Max Buetow, CoxHealth president and CEO, said during the roundtable that a cyberattack on one local system would impact all of them.

“We need to have collaborative conversations about what happens if one of our health care partners in this community falls victim to a cyberattack,” he said.

Mercy Springfield Communities President John Myers said there are technologies that years ago may have been standalone but are now integrated into health care systems, adding they first need to be vetted.

Mercy officials declined an interview request for this story, citing security concerns.

Increasing challenge
The challenge to keep up with the daily attacks made on health care systems is increasing, Moores said, noting it’s a global problem.

“More and more, it has gotten to the point where you are required honestly to put a plan together on the protection side of things, the mitigation side of things,” he said. “But also, you’ve got to be prudent on the efforts of if something does happen, how do you proceed?

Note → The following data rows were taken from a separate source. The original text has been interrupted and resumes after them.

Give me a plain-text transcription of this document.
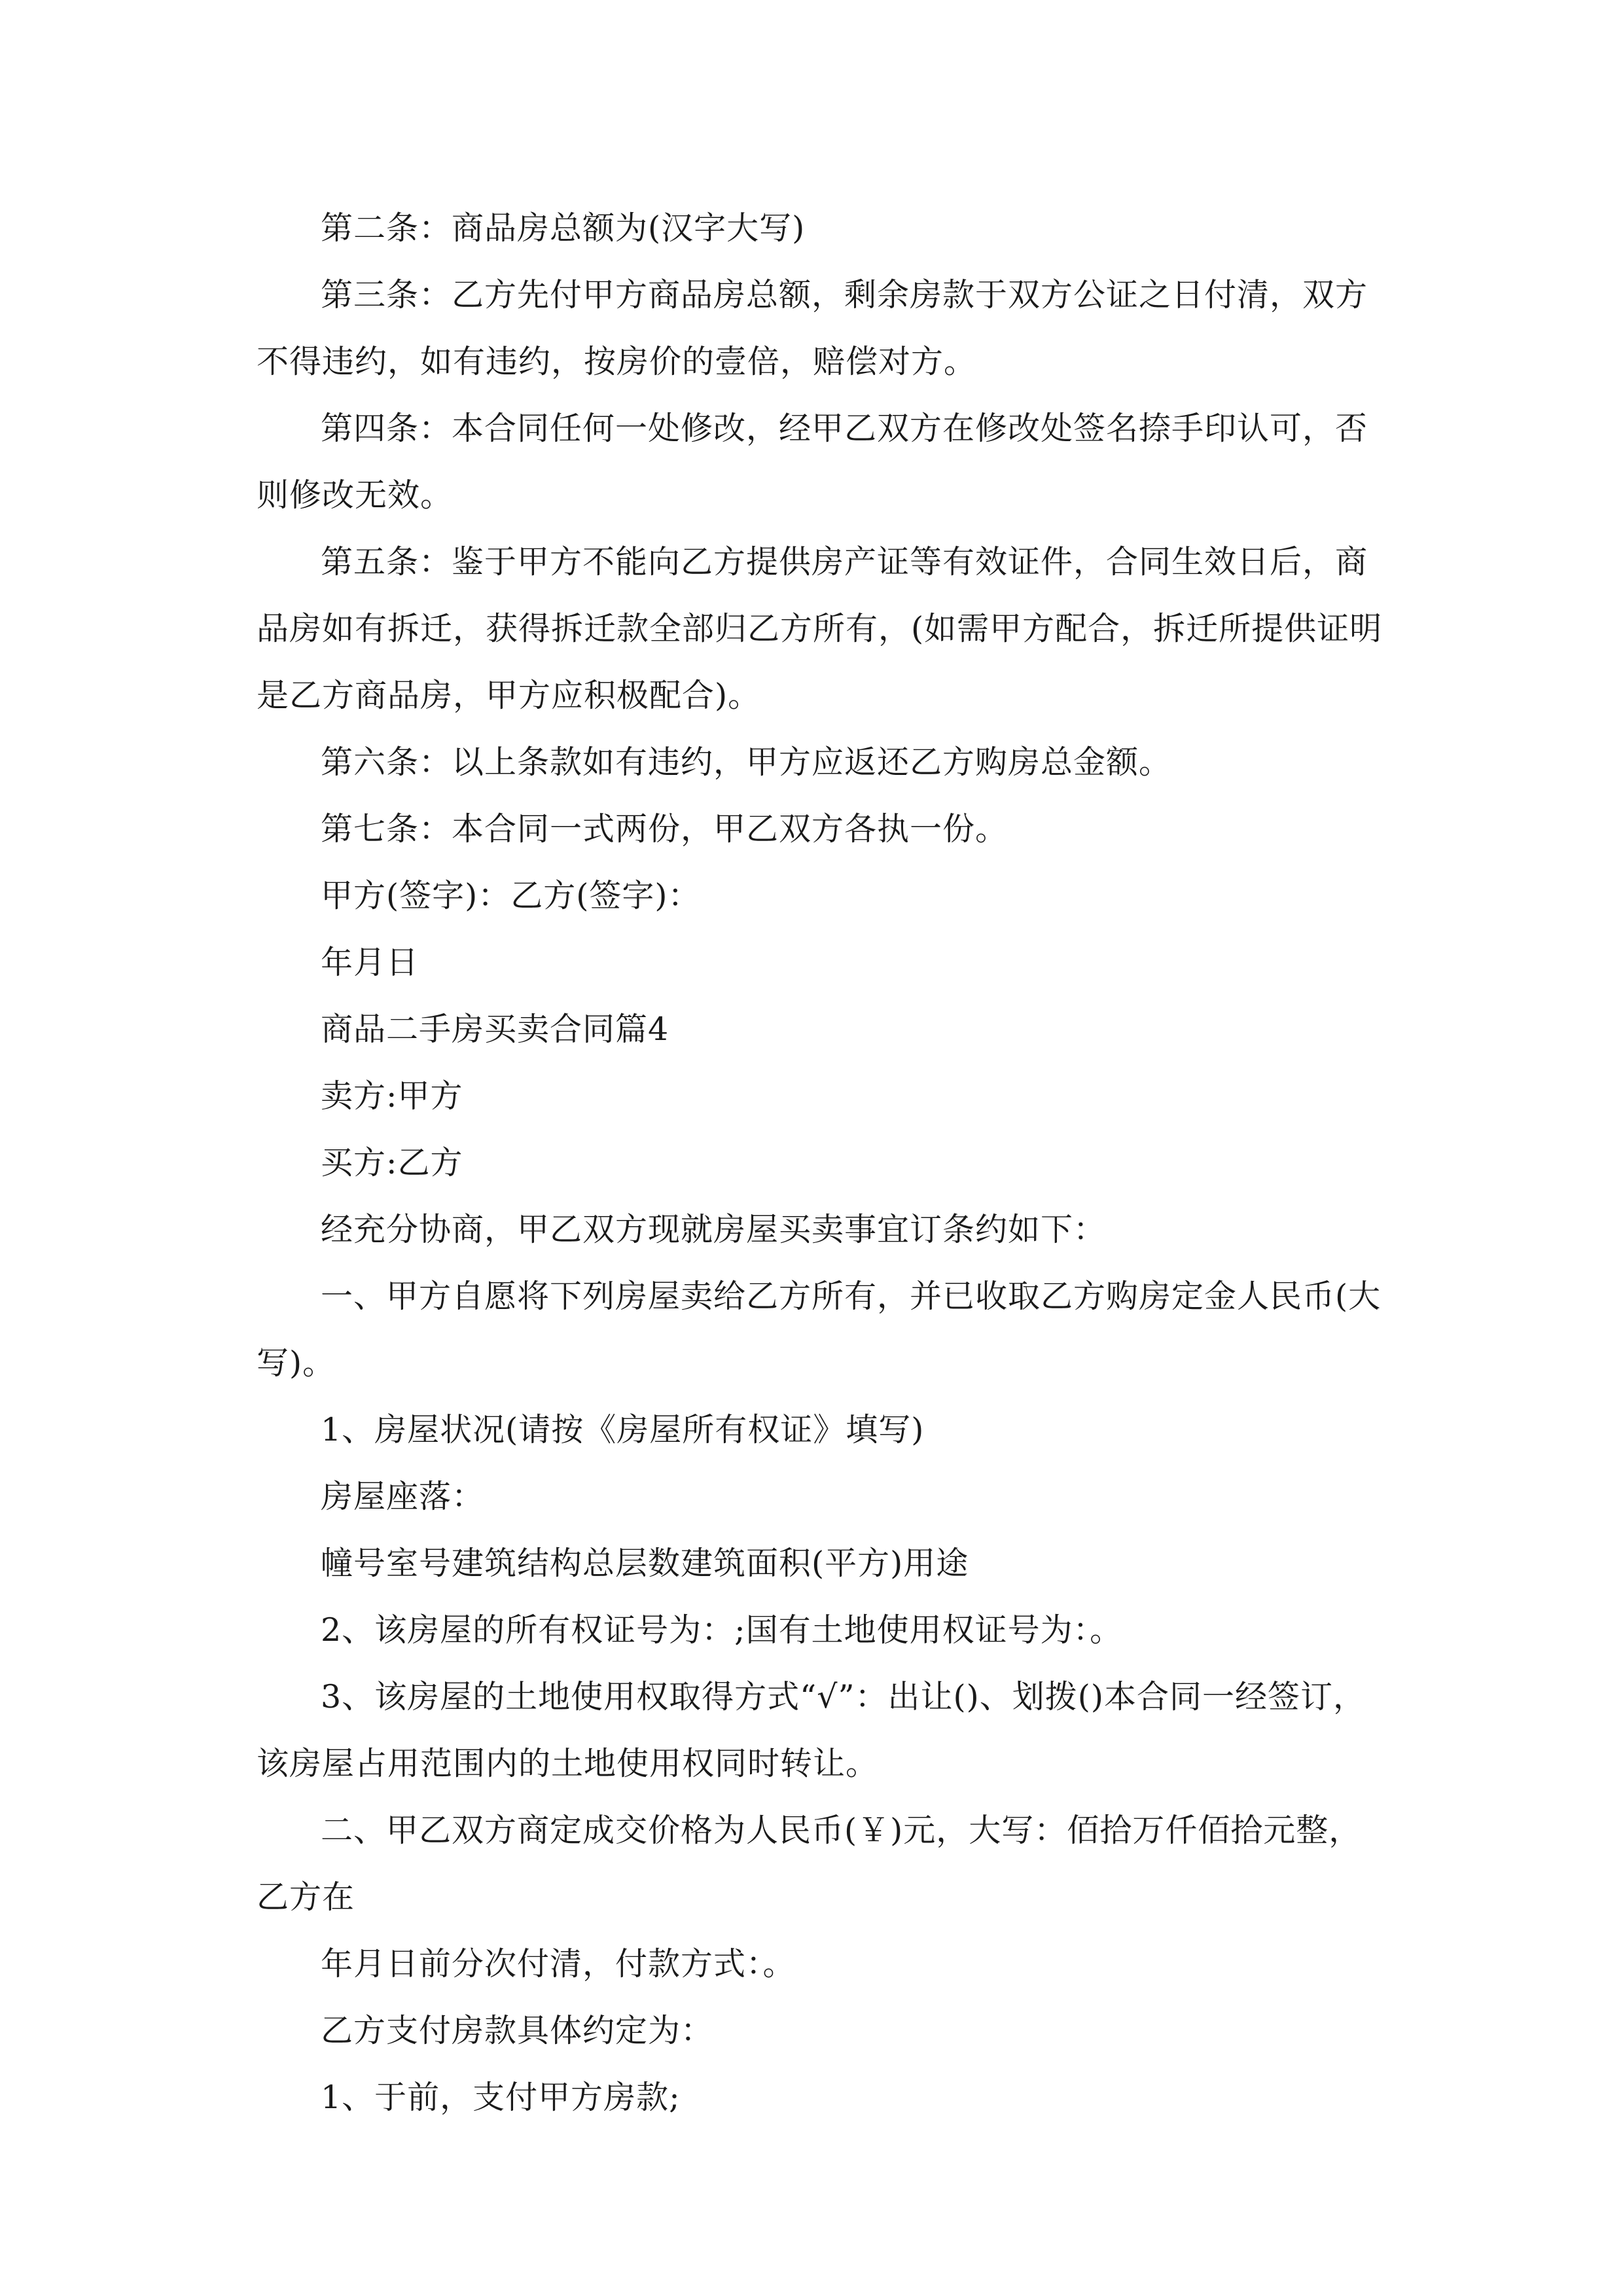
第二条：商品房总额为(汉字大写)

第三条：乙方先付甲方商品房总额，剩余房款于双方公证之日付清，双方不得违约，如有违约，按房价的壹倍，赔偿对方。

第四条：本合同任何一处修改，经甲乙双方在修改处签名捺手印认可，否则修改无效。

第五条：鉴于甲方不能向乙方提供房产证等有效证件，合同生效日后，商品房如有拆迁，获得拆迁款全部归乙方所有，(如需甲方配合，拆迁所提供证明是乙方商品房，甲方应积极配合)。

第六条：以上条款如有违约，甲方应返还乙方购房总金额。

第七条：本合同一式两份，甲乙双方各执一份。

甲方(签字)：乙方(签字)：

年月日

商品二手房买卖合同篇4

卖方:甲方

买方:乙方

经充分协商，甲乙双方现就房屋买卖事宜订条约如下：

一、甲方自愿将下列房屋卖给乙方所有，并已收取乙方购房定金人民币(大写)。

1、房屋状况(请按《房屋所有权证》填写)

房屋座落：

幢号室号建筑结构总层数建筑面积(平方)用途

2、该房屋的所有权证号为：;国有土地使用权证号为：。

3、该房屋的土地使用权取得方式“√”：出让()、划拨()本合同一经签订，该房屋占用范围内的土地使用权同时转让。

二、甲乙双方商定成交价格为人民币(￥)元，大写：佰拾万仟佰拾元整，乙方在

年月日前分次付清，付款方式：。

乙方支付房款具体约定为：

1、于前，支付甲方房款;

How do you continue to operate? Does your organization have a contingency plan in place? That is where we put a lot of our efforts into.”

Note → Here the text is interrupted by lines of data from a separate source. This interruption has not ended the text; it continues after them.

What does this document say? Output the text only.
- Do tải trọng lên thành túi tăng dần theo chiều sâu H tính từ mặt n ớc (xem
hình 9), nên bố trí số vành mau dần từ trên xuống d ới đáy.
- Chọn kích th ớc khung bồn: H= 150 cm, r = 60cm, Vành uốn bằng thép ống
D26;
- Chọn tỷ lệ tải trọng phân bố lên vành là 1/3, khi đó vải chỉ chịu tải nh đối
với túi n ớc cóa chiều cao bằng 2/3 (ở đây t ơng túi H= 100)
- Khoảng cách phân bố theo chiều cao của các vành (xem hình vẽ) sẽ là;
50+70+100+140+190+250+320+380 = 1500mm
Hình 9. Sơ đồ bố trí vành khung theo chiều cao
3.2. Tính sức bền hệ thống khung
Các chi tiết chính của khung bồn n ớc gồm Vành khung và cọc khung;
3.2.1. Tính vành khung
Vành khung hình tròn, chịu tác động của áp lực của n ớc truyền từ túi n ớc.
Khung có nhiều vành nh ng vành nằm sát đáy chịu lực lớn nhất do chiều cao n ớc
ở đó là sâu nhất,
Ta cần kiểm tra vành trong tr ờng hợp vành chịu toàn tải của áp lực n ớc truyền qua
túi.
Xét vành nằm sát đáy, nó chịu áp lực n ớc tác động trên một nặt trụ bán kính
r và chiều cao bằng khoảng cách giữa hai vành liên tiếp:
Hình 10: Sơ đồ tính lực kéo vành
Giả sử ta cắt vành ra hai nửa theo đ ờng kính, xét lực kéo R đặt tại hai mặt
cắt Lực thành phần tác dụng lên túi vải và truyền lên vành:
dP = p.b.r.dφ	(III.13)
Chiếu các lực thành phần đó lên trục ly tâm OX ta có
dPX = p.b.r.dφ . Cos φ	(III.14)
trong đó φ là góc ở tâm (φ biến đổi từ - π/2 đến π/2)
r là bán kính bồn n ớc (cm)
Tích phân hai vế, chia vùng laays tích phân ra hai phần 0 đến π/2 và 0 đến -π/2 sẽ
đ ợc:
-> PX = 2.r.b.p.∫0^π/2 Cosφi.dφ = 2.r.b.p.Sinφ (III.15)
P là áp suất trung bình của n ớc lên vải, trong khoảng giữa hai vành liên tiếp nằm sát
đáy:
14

Calhoun said he has confidence CMH is doing the right things but acknowledges there is concern about the skills of attackers.

“There’s just no end to the vulnerability points that exist in a health care organization, especially as things become more technologically advanced,” Calhoun said. “There’s just more opportunities for bad actors.”

Moores said emailed attempts to trick people into clicking links or taking other actions that might reveal data such as personal information or system login credentials, dubbed phishing, are a constant threat.

“On the phishing side of things, 75% of our email that comes inbound to us is marked as spam,” he said. “Some does eventually make it through, unfortunately. That all falls back to staff education and ensuring you got those practices in place.”

Aside from in-person training, information technology staff sends out training emails to employees, Moores said.

“That testing has been really a key component and that is us sending out phishing emails pretending to be these threats,” he said. “If employees click on those emails, we’re able to then do some more one-on-one training with them to just let them know key things to look out for and quite honestly, what it could do to our organization if they continue this.”

Mitchell said CoxHealth conducts monthly simulated threat exercises and regularly distributes security bulletins to staff. He added as health care has gained more and better tools to combat cybercrime, so too have the attackers.

“The scariest in health care is still ransomware just because it is one of the major attacks that stops operations and in health care providing that critical service,” he said. “The idea of your health care operations being severely hampered or stopped is kind of scary.”

Stay secure
Wayne Dipper, owner and chief operating officer at KPM Technology LLC, said his IT firm has several health care clients but declined to disclose them for security reasons.

“The way I kind of look at it is that it’s not an if, it’s a when you get ransomed or you get compromised. It will happen,” he said.

He said a company can think of the computers that make up their network as dominos.

“Our job as your security company is to put our hand in between the domino that gets hit and the rest of them, so they don’t all fall down. That’s our philosophy. It’s to put the right security stack in place,” he said. “So, we’re protecting the entire infrastructure versus you having to pay an incident response company a $40,000 retainer just to walk in the door.”

Dipper tells clients they need a good email protection solution and a privileged access management tool that ensures that even if users click a link they shouldn’t, it doesn’t allow local administrative access on the computer.

“That’s 99% of the solution,” he said. “In the past, clients thought if they’ve got a good firewall, good antivirus and a good backup solution, that’s enough. But not anymore. The security stack that you need to have in place is pretty profound.”